Gambrinus, Jan, is the mythical King of Beer and probably the most ubiquitous figure in the crowded pantheon dreamed up by centuries of beer drinkers. Throughout Europe and the Americas, beers, breweries, statues, and even malts bear his name and visage. Also called “The Patron Saint of Brewers” (a distinction also claimed for St. Arnold), in most images King Gambrinus rides a giant cask and is shown replete with an ermine cloak, a crown, and a Falstaffian mug of ale. Like other heroic archetypes, the tales associated with him are many and tall. Perhaps the most grandiose among them has Gambrinus receiving the gift of beer directly from the Egyptian fertility goddess Isis. Another tells of a medieval joint partnership with the devil in which, in exchange for some 30 years’ lease on our hero’s soul, the deluder teaches him the process and art of brewing. Other tales are military, whether trumpeting his exploits during the Crusades or his aid in breaking the ecclesiastical hold of Cologne and its over-taxed brewers. Still other stories devolve to nothing more than the clever solution to a drinking contest, in which Gambrinus’ method of lifting an impossibly large cask involves drinking its contents first.

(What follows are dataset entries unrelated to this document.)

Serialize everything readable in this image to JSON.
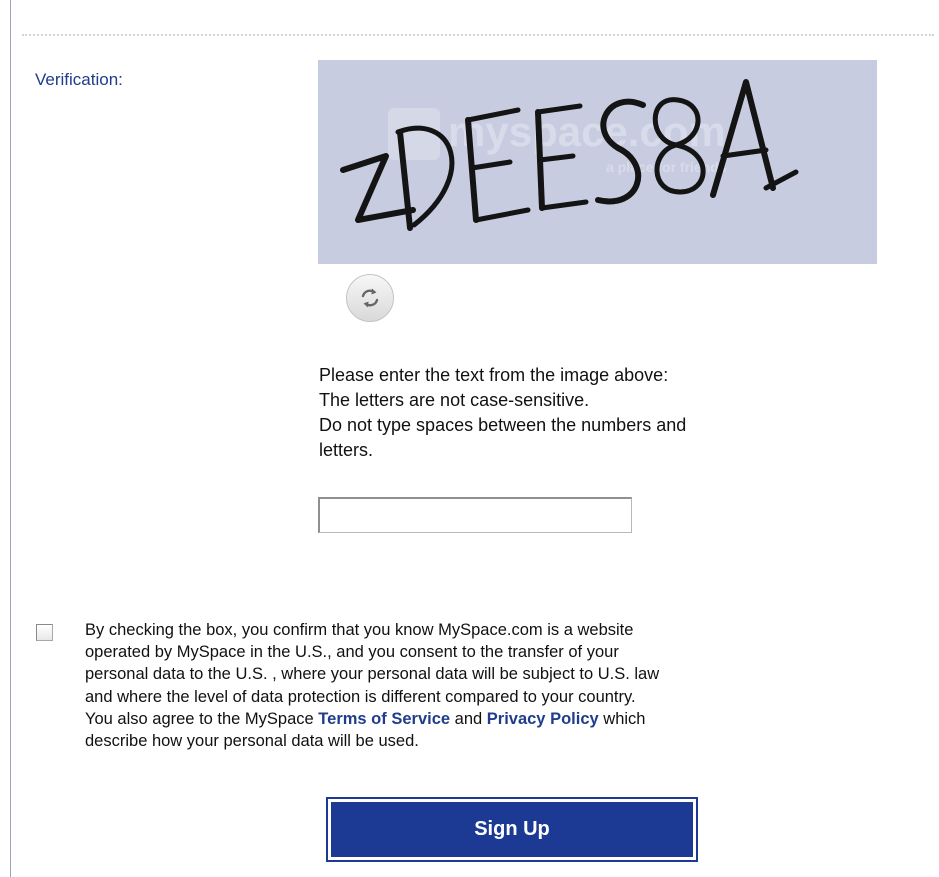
{
  "verification": {
    "label": "Verification:"
  },
  "captcha": {
    "text": "ZDEES8A",
    "watermark": "myspace.com",
    "watermark_sub": "a place for friends"
  },
  "instructions": {
    "line1": "Please enter the text from the image above:",
    "line2": "The letters are not case-sensitive.",
    "line3": "Do not type spaces between the numbers and",
    "line4": "letters."
  },
  "captcha_input": {
    "value": ""
  },
  "consent": {
    "line1": "By checking the box, you confirm that you know MySpace.com is a website",
    "line2": "operated by MySpace in the U.S., and you consent to the transfer of your",
    "line3": "personal data to the U.S. , where your personal data will be subject to U.S. law",
    "line4": "and where the level of data protection is different compared to your country.",
    "line5_pre": "You also agree to the MySpace ",
    "terms_link": "Terms of Service",
    "line5_mid": " and ",
    "privacy_link": "Privacy Policy",
    "line5_post": " which",
    "line6": "describe how your personal data will be used."
  },
  "signup": {
    "label": "Sign Up"
  },
  "icons": {
    "refresh": "refresh-icon",
    "checkbox": "checkbox-unchecked"
  }
}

American bronze panel from 1937 showing Jan Gambrinus in high relief. The German phrase roughly translates to “God Save Hops and Malt.” pike microbrewery museum, seattle, wa

The stories of Gambrinus, in fact, are a pastiche of historical appearance by a number of actual personages and embellishments of the storyteller’s art. Two figures are most commonly mentioned: Jan Primus (John I, 1251–1295) of Brabant, a Burgundian duke who served as “king” of the brewers’ guild of Brussels, and Jean sans Peur (John the Fearless, 1371–1419), who in some versions carries the distinction of inventing hopped beer, but whose biography mainly carries a history of courtly and political intrigue. Other possibilities exist as to actual historical antecedent, many dependent on unreliable pronunciation of an actual name, and all eventually giving way to the generally Latinized name Gambrinus.